Champions League : Fin de règne pour le foot Espagnol ?

 Champions League : Fin de règne pour le foot Espagnol ?

La retentissante humiliation du FC Barcelone face au Bayern Munich a acté ce terrible constat pour le foot Espagnol : Aucun représentant du royaume n’est parvenu à se hisser dans le dernier carré de la Ligue des Champions. Si les Catalans ont pris la plus grosse raclée, leur rival historique le Real Madrid n’est pas en reste, battu aller –retour par Manchester City, de même que l’Atletico Madrid, sorti somme toute logiquement par les Allemands de Leipzig.

Après le moment du constat vient celui des explications : Comment déterminer les difficultés des clubs Espagnols, eux qui règnent sur le football Européen depuis tant d’années, que ce soit en Ligue des Champions avec le trio habituel composé du Real, de l’Atleti et du Barça, mais aussi en Europa League avec les victoires régulières de l’Atletico et du FC Séville ?
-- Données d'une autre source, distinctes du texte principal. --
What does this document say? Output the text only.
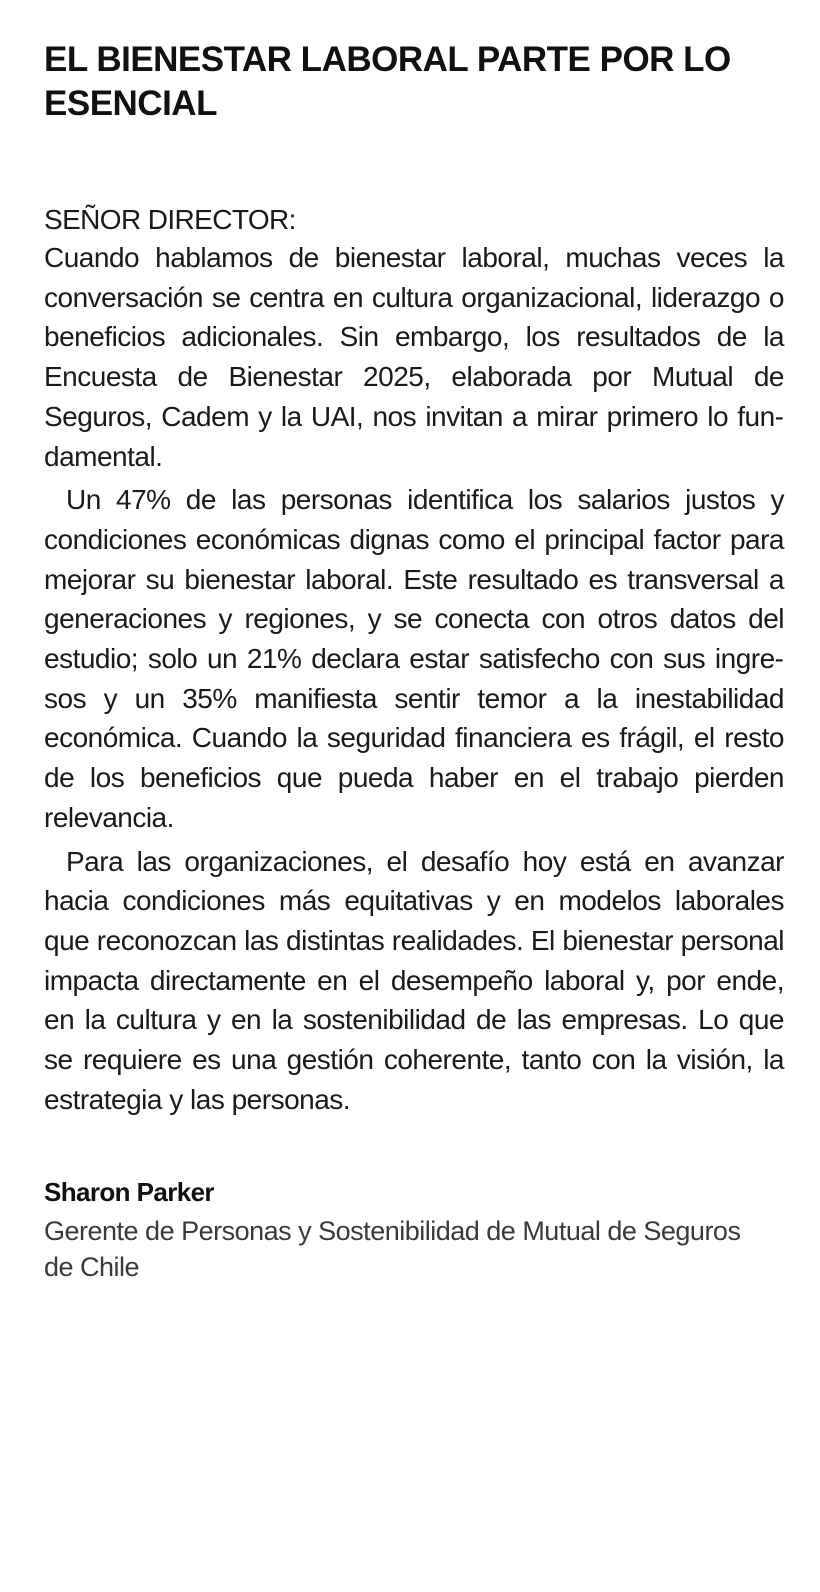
EL BIENESTAR LABORAL PARTE POR LO ESENCIAL
SEÑOR DIRECTOR:

Cuando hablamos de bienestar laboral, muchas veces la conversación se centra en cultura organizacional, liderazgo o beneficios adicionales. Sin embargo, los resultados de la Encuesta de Bienestar 2025, elaborada por Mutual de Seguros, Cadem y la UAI, nos invitan a mirar primero lo fundamental.

Un 47% de las personas identifica los salarios justos y condiciones económicas dignas como el principal factor para mejorar su bienestar laboral. Este resultado es transversal a generaciones y regiones, y se conecta con otros datos del estudio; solo un 21% declara estar satisfecho con sus ingresos y un 35% manifiesta sentir temor a la inestabilidad económica. Cuando la seguridad financiera es frágil, el resto de los beneficios que pueda haber en el trabajo pierden relevancia.

Para las organizaciones, el desafío hoy está en avanzar hacia condiciones más equitativas y en modelos laborales que reconozcan las distintas realidades. El bienestar personal impacta directamente en el desempeño laboral y, por ende, en la cultura y en la sostenibilidad de las empresas. Lo que se requiere es una gestión coherente, tanto con la visión, la estrategia y las personas.

Sharon Parker
Gerente de Personas y Sostenibilidad de Mutual de Seguros de Chile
Tout d’abord, les situations de ces 3 clubs méritent chacune une analyse particulière.

Le Real Madrid, vainqueur de 4 Champions League en 5 ans, ne pouvait soulever le trophée éternellement, confirmant que le football est fait de cycles, et que tout champion tombera tôt au tard. Dans le cas des merengue, le départ de Cristiano Ronado est une explication majeure. De part sa capacité à marquer, galvaniser ses coéquipiers, et terroriser l’adversaire, le Portugais avait ainsi un impact considérable. Privé de son talent et de son mental, Madrid n’est plus le même. L’équipe est moins en confiance, l’adversaire un peu plus. Et cela se ressent sur le terrain. Une autre explication et non des moindres et évidemment l’absence de Sergio Ramos : Suspendu au retour contre l’Ajax pour avoir volontairement pris un carton jaune, croyant certainement la qualification acquise, le capitaine du Real a dû assister impuissant à la démonstration des Néerlandais (4-1) en 2019. Rebelote cette saison, Ramos étant suspendu après un rouge reçu au match aller face à City, avec une défaite 2-1. Le talent et l’état d’esprit de son numéro 4, si précieux dans ces matchs couperets, ont ainsi fait défaut aux hommes de Zidane.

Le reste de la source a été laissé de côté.